By using some more powerful results, it is possible to do this a lot easier.
The two main ingredients for this will be the following:
Burnside's $pq$-Theorem: If only two distinct primes divide the order of $G$, then $G$ is solvable.
Burnside's Transfer Theorem: If $P$ is a $p$-Sylow subgroup of $G$ and $P\leq Z(N_G(P))$ then $G$ has a normal $p$-complement.
So when looking for a non-abelian simple group, the first result immediately tells us that we can assume at least $3$ distinct primes divide the order of $G$.
The way we will use the second result is the following:
Let $P$ be a $p$-Sylow subgroup where $p$ is the smallest prime divisor of $|G|$. We will show that if $|P| = p$ then $P\leq Z(N_G(P))$ (and then the above result says that $G$ is not simple).
To see this, we note that $N_G(P)/C_G(P)$ is isomorphic to a subgroup of $\rm{Aut}(P)$ (this is known as the N/C-Theorem and is a nice exercise), which has order $p-1$, and since the order of $N_G(P)/C_G(P)$ divides $|G|$, this means that $N_G(P) = C_G(P)$ and hence the claim (since we had picked $p$ to be the smallest prime divisor).
The same argument actually shows that if $p$ is the smallest prime divisor of $|G|$, then either $p^3$ divides $|G|$ or $p = 2$ and $12$ divides $|G|$. The reason for this is that if the $p$-Sylow is cyclic of order $p^2$ the precise same argument carries through, since in that case all prime divisors of $|\rm{Aut}(P)|$ are $p$ or smaller.
If $P$ is not cyclic then the order of $\rm{Aut}(P)$ will be $(p^2-1)(p^2 - p) = (p+1)p(p-1)^2$ and the only case where this can have a prime divisor greater than $p$ is when $p = 2$ in which case that prime divisor is $3$, and we get the claim.
In summary we get that the order of $G$ must be divisible by at least $3$ distinct primes, and either the smallest divides the order $3$ times, or the smallest prime divisor is $2$ (actually, by Feit-Thompson, we know this must be the case, but I preferred not to also invoke that), and $3$ must also divide the order.
This immediately gives us $60$ as a lower bound on the order of $G$, and the next possible order would be $2^2\cdot 3\cdot 7 = 84$ and all further orders are greater than $100$. So we are left with ruling out the order $84$ (which you have done), and showing that the only one of order $60$ is $A_5$.
A Sylow $2$-subgroup contains fifteen non-identity elements.

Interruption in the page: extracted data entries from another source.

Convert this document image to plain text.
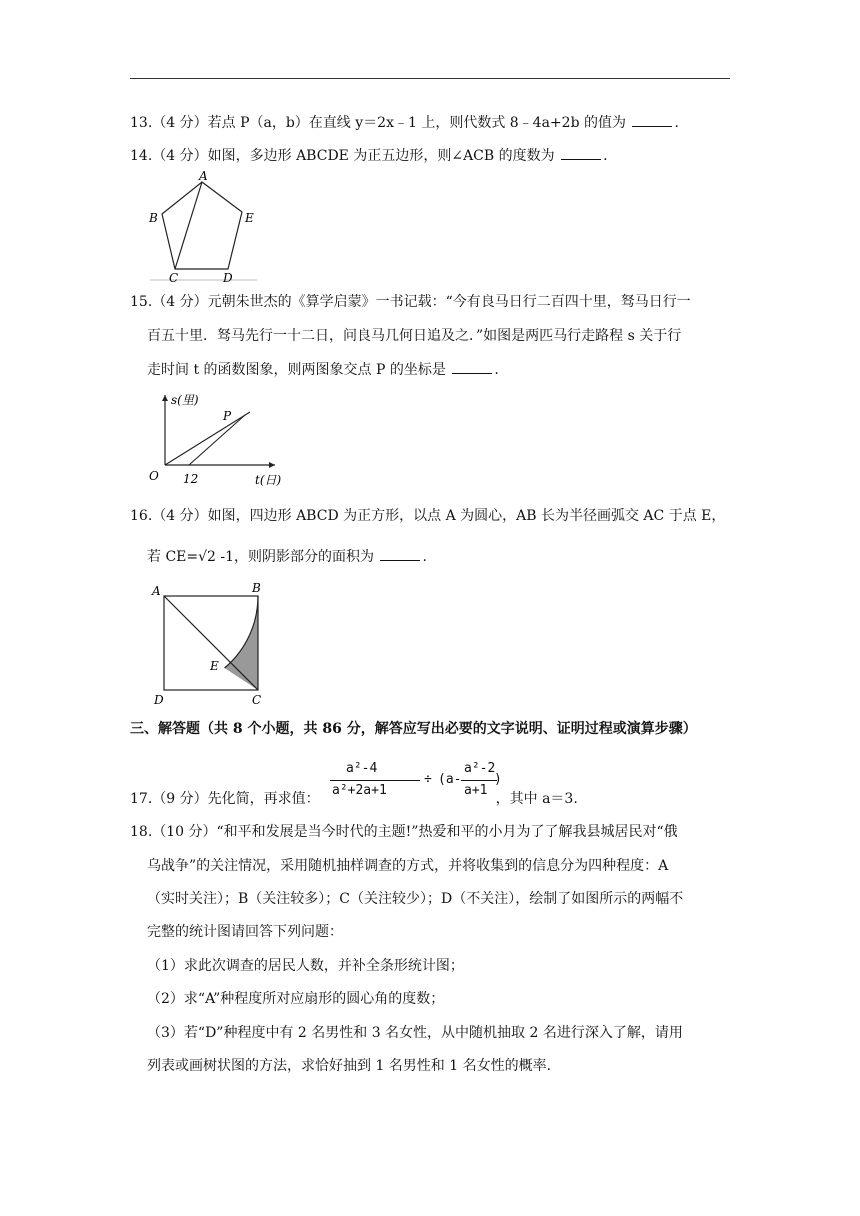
13.（4 分）若点 P（a，b）在直线 y＝2x﹣1 上，则代数式 8﹣4a+2b 的值为	.
14.（4 分）如图，多边形 ABCDE 为正五边形，则∠ACB 的度数为	.
A
B	E
C	D
15.（4 分）元朝朱世杰的《算学启蒙》一书记载：“今有良马日行二百四十里，驽马日行一
百五十里．驽马先行一十二日，问良马几何日追及之．”如图是两匹马行走路程 s 关于行
走时间 t 的函数图象，则两图象交点 P 的坐标是	.
s(里)
P
O 12	t(日)
16.（4 分）如图，四边形 ABCD 为正方形，以点 A 为圆心，AB 长为半径画弧交 AC 于点 E，
若 CE=√2 -1，则阴影部分的面积为	.
A	B
E
D	C
三、解答题（共 8 个小题，共 86 分，解答应写出必要的文字说明、证明过程或演算步骤）
a²-4
a²+2a+1
÷ (a-
a²-2
a+1
)
17.（9 分）先化简，再求值：	，其中 a＝3.
18.（10 分）“和平和发展是当今时代的主题!”热爱和平的小月为了了解我县城居民对“俄
乌战争”的关注情况，采用随机抽样调查的方式，并将收集到的信息分为四种程度：A
（实时关注）；B（关注较多）；C（关注较少）；D（不关注），绘制了如图所示的两幅不
完整的统计图请回答下列问题：
（1）求此次调查的居民人数，并补全条形统计图；
（2）求“A”种程度所对应扇形的圆心角的度数；
（3）若“D”种程度中有 2 名男性和 3 名女性，从中随机抽取 2 名进行深入了解，请用
列表或画树状图的方法，求恰好抽到 1 名男性和 1 名女性的概率.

Two distinct
Sylow $2$-subgroups could conceivably meet in an order $8$ subgroup, so it
is difficult to count how many elements are contained in the union of the Sylow
$2$-subgroups.
But there are either $1$ or $3$ Sylow $2$-subgroups. In the latter case
$G$ acts on them transitively by conjugation, so there is a non-trivial
homomorphism from $G$ to $S_3$.
Best Answer
What you need to show is that for $H$ and $K$ different Sylow 2 subgroups, $H\cap K=<1>$. Once this is established, there couldn't be 15 Sylow 2 subgroups -- we'd get too many elements together with your determination of numbers of Sylow 3 and Sylow 5 subgroups. So there are 5 Sylow 2 subgroups. Since H is not cyclic, there are exactly 3 elements of order 2 in H, for a total of 15 in G. Back to $H\cap K=<1>$. Suppose $H\cap K\neq <1>$. Then $H\cap K=<x>$ where $x$ is of order 2. Then $C_G(x)$ has order greater than 4. Use Sylow to argue that this is impossible.

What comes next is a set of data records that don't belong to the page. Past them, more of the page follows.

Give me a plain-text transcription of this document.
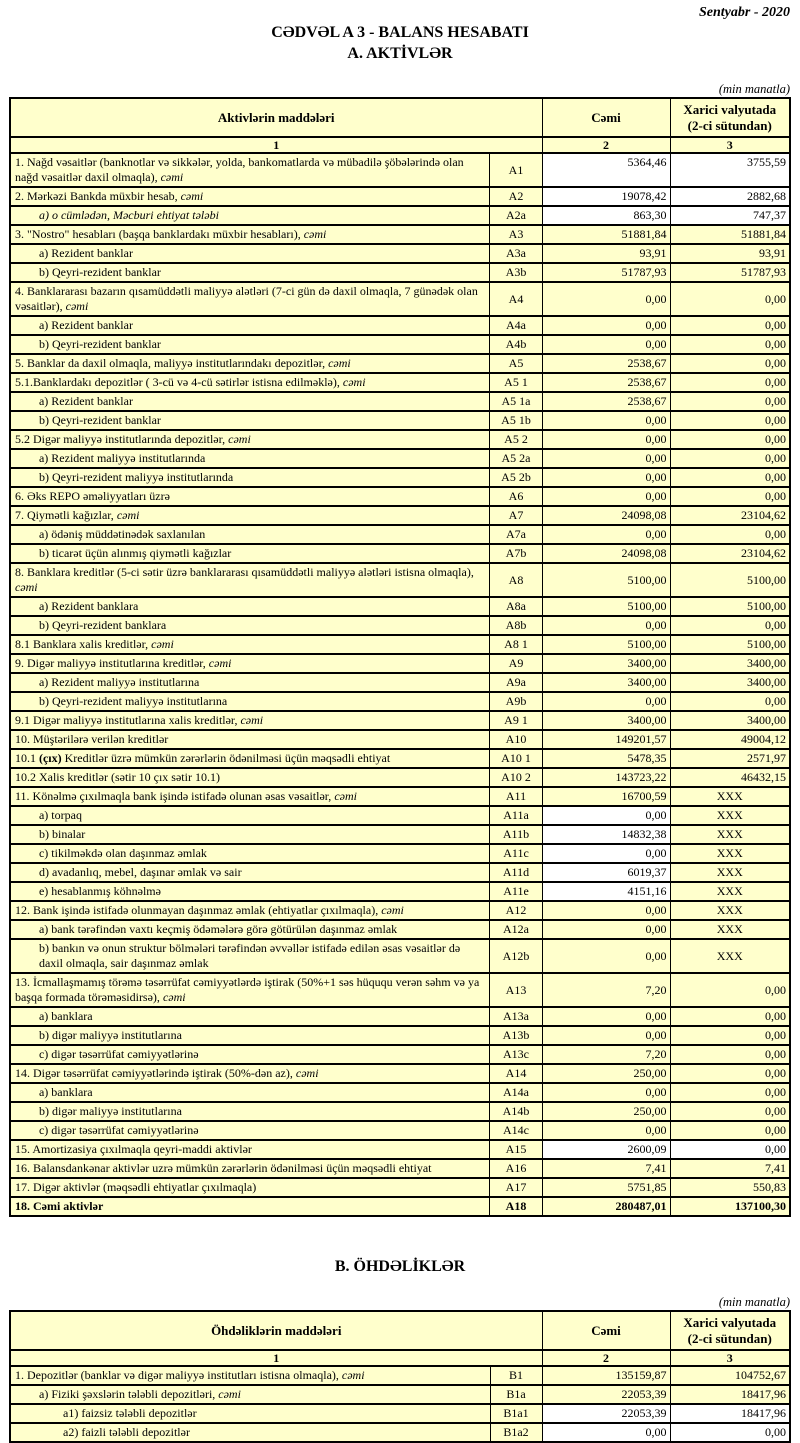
Sentyabr - 2020
CƏDVƏL A 3 - BALANS HESABATI
A. AKTİVLƏR
(min manatla)
Aktivlərin maddələri		Cəmi	Xarici valyutada
(2-ci sütundan)

1		2	3
1. Nağd vəsaitlər (banknotlar və sikkələr, yolda, bankomatlarda və mübadilə şöbələrində olan nağd vəsaitlər daxil olmaqla), cəmi	A1	5364,46	3755,59
2. Mərkəzi Bankda müxbir hesab, cəmi	A2	19078,42	2882,68
a) o cümlədən, Məcburi ehtiyat tələbi	A2a	863,30	747,37
3. "Nostro" hesabları (başqa banklardakı müxbir hesabları), cəmi	A3	51881,84	51881,84
a) Rezident banklar	A3a	93,91	93,91
b) Qeyri-rezident banklar	A3b	51787,93	51787,93
4. Banklararası bazarın qısamüddətli maliyyə alətləri (7-ci gün də daxil olmaqla, 7 günədək olan vəsaitlər), cəmi	A4	0,00	0,00
a) Rezident banklar	A4a	0,00	0,00
b) Qeyri-rezident banklar	A4b	0,00	0,00
5. Banklar da daxil olmaqla, maliyyə institutlarındakı depozitlər, cəmi	A5	2538,67	0,00
5.1.Banklardakı depozitlər ( 3-cü və 4-cü sətirlər istisna edilməklə), cəmi	A5 1	2538,67	0,00
a) Rezident banklar	A5 1a	2538,67	0,00
b) Qeyri-rezident banklar	A5 1b	0,00	0,00
5.2 Digər maliyyə institutlarında depozitlər, cəmi	A5 2	0,00	0,00
a) Rezident maliyyə institutlarında	A5 2a	0,00	0,00
b) Qeyri-rezident maliyyə institutlarında	A5 2b	0,00	0,00
6. Əks REPO əməliyyatları üzrə	A6	0,00	0,00
7. Qiymətli kağızlar, cəmi	A7	24098,08	23104,62
a) ödəniş müddətinədək saxlanılan	A7a	0,00	0,00
b) ticarət üçün alınmış qiymətli kağızlar	A7b	24098,08	23104,62
8. Banklara kreditlər (5-ci sətir üzrə banklararası qısamüddətli maliyyə alətləri istisna olmaqla), cəmi	A8	5100,00	5100,00
a) Rezident banklara	A8a	5100,00	5100,00
b) Qeyri-rezident banklara	A8b	0,00	0,00
8.1 Banklara xalis kreditlər, cəmi	A8 1	5100,00	5100,00
9. Digər maliyyə institutlarına kreditlər, cəmi	A9	3400,00	3400,00
a) Rezident maliyyə institutlarına	A9a	3400,00	3400,00
b) Qeyri-rezident maliyyə institutlarına	A9b	0,00	0,00
9.1 Digər maliyyə institutlarına xalis kreditlər, cəmi	A9 1	3400,00	3400,00
10. Müştərilərə verilən kreditlər	A10	149201,57	49004,12
10.1 (çıx) Kreditlər üzrə mümkün zərərlərin ödənilməsi üçün məqsədli ehtiyat	A10 1	5478,35	2571,97
10.2 Xalis kreditlər (sətir 10 çıx sətir 10.1)	A10 2	143723,22	46432,15
11. Könəlmə çıxılmaqla bank işində istifadə olunan əsas vəsaitlər, cəmi	A11	16700,59	XXX
a) torpaq	A11a	0,00	XXX
b) binalar	A11b	14832,38	XXX
c) tikilməkdə olan daşınmaz əmlak	A11c	0,00	XXX
d) avadanlıq, mebel, daşınar əmlak və sair	A11d	6019,37	XXX
e) hesablanmış köhnəlmə	A11e	4151,16	XXX
12. Bank işində istifadə olunmayan daşınmaz əmlak (ehtiyatlar çıxılmaqla), cəmi	A12	0,00	XXX
a) bank tərəfindən vaxtı keçmiş ödəmələrə görə götürülən daşınmaz əmlak	A12a	0,00	XXX
b) bankın və onun struktur bölmələri tərəfindən əvvəllər istifadə edilən əsas vəsaitlər də daxil olmaqla, sair daşınmaz əmlak	A12b	0,00	XXX
13. İcmallaşmamış törəmə təsərrüfat cəmiyyətlərdə iştirak (50%+1 səs hüququ verən səhm və ya başqa formada törəməsidirsə), cəmi	A13	7,20	0,00
a) banklara	A13a	0,00	0,00
b) digər maliyyə institutlarına	A13b	0,00	0,00
c) digər təsərrüfat cəmiyyətlərinə	A13c	7,20	0,00
14. Digər təsərrüfat cəmiyyətlərində iştirak (50%-dən az), cəmi	A14	250,00	0,00
a) banklara	A14a	0,00	0,00
b) digər maliyyə institutlarına	A14b	250,00	0,00
c) digər təsərrüfat cəmiyyətlərinə	A14c	0,00	0,00
15. Amortizasiya çıxılmaqla qeyri-maddi aktivlər	A15	2600,09	0,00
16. Balansdankənar aktivlər uzrə mümkün zərərlərin ödənilməsi üçün məqsədli ehtiyat	A16	7,41	7,41
17. Digər aktivlər (məqsədli ehtiyatlar çıxılmaqla)	A17	5751,85	550,83
18. Cəmi aktivlər	A18	280487,01	137100,30
B. ÖHDƏLİKLƏR
(min manatla)
Öhdəliklərin maddələri		Cəmi	Xarici valyutada
(2-ci sütundan)

1		2	3
1. Depozitlər (banklar və digər maliyyə institutları istisna olmaqla), cəmi	B1	135159,87	104752,67
a) Fiziki şəxslərin tələbli depozitləri, cəmi	B1a	22053,39	18417,96
a1) faizsiz tələbli depozitlər	B1a1	22053,39	18417,96
a2) faizli tələbli depozitlər	B1a2	0,00	0,00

Holt has already answered why a Sylow 2 subgroup can not be cyclic. Here's an expansion of his answer:
In any permutation group if the cycle $c=(i_1,i_2,\cdots ,i_n)$ has length n, the parity of $c$ is $(-1)^{n-1}$. So $c$ is an odd permutation (not a member of the alternating group) if and only if $n$ is even. Furthermore, the parity of a product is the product of the parities.
Suppose G is a group and a Sylow 2 subgroup of G is cyclic of order 4, say the order of G is 4m with m odd. Then G is not simple:
Consider G as a subgroup of the symmetric group on the elements of G (Cayley representation). Let $g\in G$ be of order 4 and $x\in G$. Then the cycle of $g$ containing $x$ is $(x,xg,xg^2,xg^3)$. Thus the cyclic decomposition of $g$ consists of m 4 cycles. By the above paragraph, the parity of $g$ is $((-1)^3)^m=-1$. So $g\notin A_{4m}$. So $S_{4m}=GA_{4m}$ ($A_{4m}$ has index 2). Hence $$S_{4m}/A_{4m}\cong{A_{4m}\over A_{4m}\cap G}$$. Then $A_{4m}\cap G$ is a normal subgroup of G of index 2.